Козырь сотоварищи успел технично удалиться от нас в окружении кодлы. И теперь величаво уплывал по дорожке в далёкие дали по делам, ведомым только ему. Я спросил у нежданных защитниц:
- Вы кто?
Девицы жизнерадостно заулыбались, и синеволосая протянула руку:
- Будем знакомы. Алекта.
- Ева, - присоединилась к сестре вторая. Мы с Тимуром пощупали тонкие ладони и назвали себя. Алекта глянула вслед кодле, поморщилась и спросила:
- А чего этим гопорям надо было от таких красных младов?
- Геев не любят? – надула чёрные губки Ева. – Здесь как медвежий угол, право слово. Говорила я тебе, сеструха, надо в Германию ехать на практику.
Тимур поинтересовался:
- А вы откуда такие красивые?
- Из Венгрии, - дружелюбно ответила не менее черногубая Алекта. Я ещё раз пробежался взглядом по близняшкам. И обратил внимание, что ни у одной из них нет пирсинга. И не смог удержаться, чтобы не спросить об этом. Ева нарочито медленно потянулась, захрустев кожаной амуницией, пышущей жаром от солнца, и, с большим интересом заглянув мне в глаза, сказала:
- Так мы же не мазо, млад.
- Мы любим причинять боль, а не терпеть, - улыбнулась Алекта. Тимур немного настороженно спросил:
- Почему вы заступились за нас?
- А як же, - без притворства удивилась Ева. Её сестра звякнула цепью и принялась её сматывать:
– То не дело, таким храпом на меньший народ переть. Где таковое видано?
- А вы неплохо говорите по-русски, - подытожил я. Эти два чуда заулыбались ещё лучезарней, напугав пацана на самокате, проезжавшего мимо по дорожке. Тимур, наконец, расслабился и нагло сграбастал меня к себе. Это было так классно, что я чуть не заурчал от его тепла. Девчонки засмеялись, и Алекта предложила:
- Хочу сладкого, сеструха. Идём?
- А пошли, - согласилась Ева, глядя на свою двойняшку искрящимися глазами. Потом глянула на нас:
– Лясы потреплем, млады? Вы парни боевитые, по мордам видно.
Пока стояли в очереди за мороженым, а потом поглощали его в тени разлапистого кедра, затесавшегося в парковые насаждения, познакомились поближе. Сёстры действительно приехали из Венгрии. И занесло их на Дальний Восток от того, что у обеих шило в одном месте шевелилось. Волонтёрки они оказались. Мы с Тимуром сначала даже не поверили. Но они на полной серьёзе предъявили нам временные удостоверения городской социальной службы. Оказалось, что их определили обслуживать каких-то бабушек на дому. Продукты принести, за лекарствами сбегать, и всё такое. Вот только бабушки попадались почему-то все как одна проблемные.
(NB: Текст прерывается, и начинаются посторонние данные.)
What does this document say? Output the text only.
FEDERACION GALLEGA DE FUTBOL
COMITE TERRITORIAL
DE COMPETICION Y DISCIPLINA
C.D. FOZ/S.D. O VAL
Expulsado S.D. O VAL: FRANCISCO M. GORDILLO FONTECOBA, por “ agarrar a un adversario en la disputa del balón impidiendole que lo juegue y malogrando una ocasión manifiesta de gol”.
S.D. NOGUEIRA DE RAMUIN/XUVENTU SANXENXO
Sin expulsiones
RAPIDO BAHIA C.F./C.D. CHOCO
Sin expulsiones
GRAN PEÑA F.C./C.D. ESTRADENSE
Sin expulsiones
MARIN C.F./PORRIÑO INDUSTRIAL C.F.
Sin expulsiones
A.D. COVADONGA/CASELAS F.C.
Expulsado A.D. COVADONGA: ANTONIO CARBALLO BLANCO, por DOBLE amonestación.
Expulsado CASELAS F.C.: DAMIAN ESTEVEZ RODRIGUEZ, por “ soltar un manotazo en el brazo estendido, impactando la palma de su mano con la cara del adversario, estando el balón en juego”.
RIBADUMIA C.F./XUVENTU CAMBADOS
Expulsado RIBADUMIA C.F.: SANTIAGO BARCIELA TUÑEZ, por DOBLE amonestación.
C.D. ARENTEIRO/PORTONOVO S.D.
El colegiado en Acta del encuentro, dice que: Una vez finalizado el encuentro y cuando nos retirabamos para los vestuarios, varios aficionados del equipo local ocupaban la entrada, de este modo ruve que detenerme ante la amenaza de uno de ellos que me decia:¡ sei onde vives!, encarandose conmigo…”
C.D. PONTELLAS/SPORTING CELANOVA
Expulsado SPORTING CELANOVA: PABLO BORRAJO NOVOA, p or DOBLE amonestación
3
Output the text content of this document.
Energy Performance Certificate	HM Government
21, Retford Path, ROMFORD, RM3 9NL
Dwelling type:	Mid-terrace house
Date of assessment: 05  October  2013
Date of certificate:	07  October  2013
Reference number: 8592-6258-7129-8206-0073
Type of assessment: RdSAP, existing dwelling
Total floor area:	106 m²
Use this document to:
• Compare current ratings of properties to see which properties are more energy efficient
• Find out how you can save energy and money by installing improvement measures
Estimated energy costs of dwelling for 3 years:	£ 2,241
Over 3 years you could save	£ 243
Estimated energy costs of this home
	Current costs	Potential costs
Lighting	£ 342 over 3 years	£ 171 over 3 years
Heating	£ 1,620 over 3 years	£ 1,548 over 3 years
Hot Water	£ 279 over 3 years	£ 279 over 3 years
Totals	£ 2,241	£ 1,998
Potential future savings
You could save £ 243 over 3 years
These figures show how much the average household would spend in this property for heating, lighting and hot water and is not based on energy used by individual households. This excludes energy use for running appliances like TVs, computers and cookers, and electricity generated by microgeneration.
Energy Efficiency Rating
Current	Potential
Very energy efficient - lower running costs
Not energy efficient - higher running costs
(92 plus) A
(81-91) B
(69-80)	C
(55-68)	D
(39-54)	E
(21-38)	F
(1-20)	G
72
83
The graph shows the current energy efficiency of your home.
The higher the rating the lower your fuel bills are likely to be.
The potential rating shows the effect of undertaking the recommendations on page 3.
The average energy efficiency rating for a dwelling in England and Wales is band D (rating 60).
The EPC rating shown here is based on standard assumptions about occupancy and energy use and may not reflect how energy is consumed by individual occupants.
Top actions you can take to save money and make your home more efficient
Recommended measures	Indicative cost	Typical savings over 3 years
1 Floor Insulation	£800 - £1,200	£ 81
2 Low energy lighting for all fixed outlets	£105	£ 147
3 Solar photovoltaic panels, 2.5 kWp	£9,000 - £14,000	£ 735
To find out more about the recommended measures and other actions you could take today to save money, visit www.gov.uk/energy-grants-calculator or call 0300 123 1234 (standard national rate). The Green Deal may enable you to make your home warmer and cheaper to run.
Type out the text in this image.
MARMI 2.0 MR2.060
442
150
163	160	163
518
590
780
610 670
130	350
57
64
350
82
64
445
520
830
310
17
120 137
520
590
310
От которых наши соцработники чуть не выли. А сёстры отбивали у бабушек всё желание трепать нервы. Стоило одной из них появиться на пороге.
Всё время, пока мы с девицами болтались по парку, я не отпускал руку Тимура, а он то и дело пожимал мои пальцы. И майское солнце, склоняясь на вечер, добродушно пригревало сверху, мечтая о чём-то своём. А в моей голове больше не было странных мыслей. Родители и недородители, гараж, брат, киллеры? Что ж, это всё часть моей жизни. Разве плохо, когда она так богата? А проблемы… Буду думать о них лицом к лицу. Добро пожаловать в себя, что ли?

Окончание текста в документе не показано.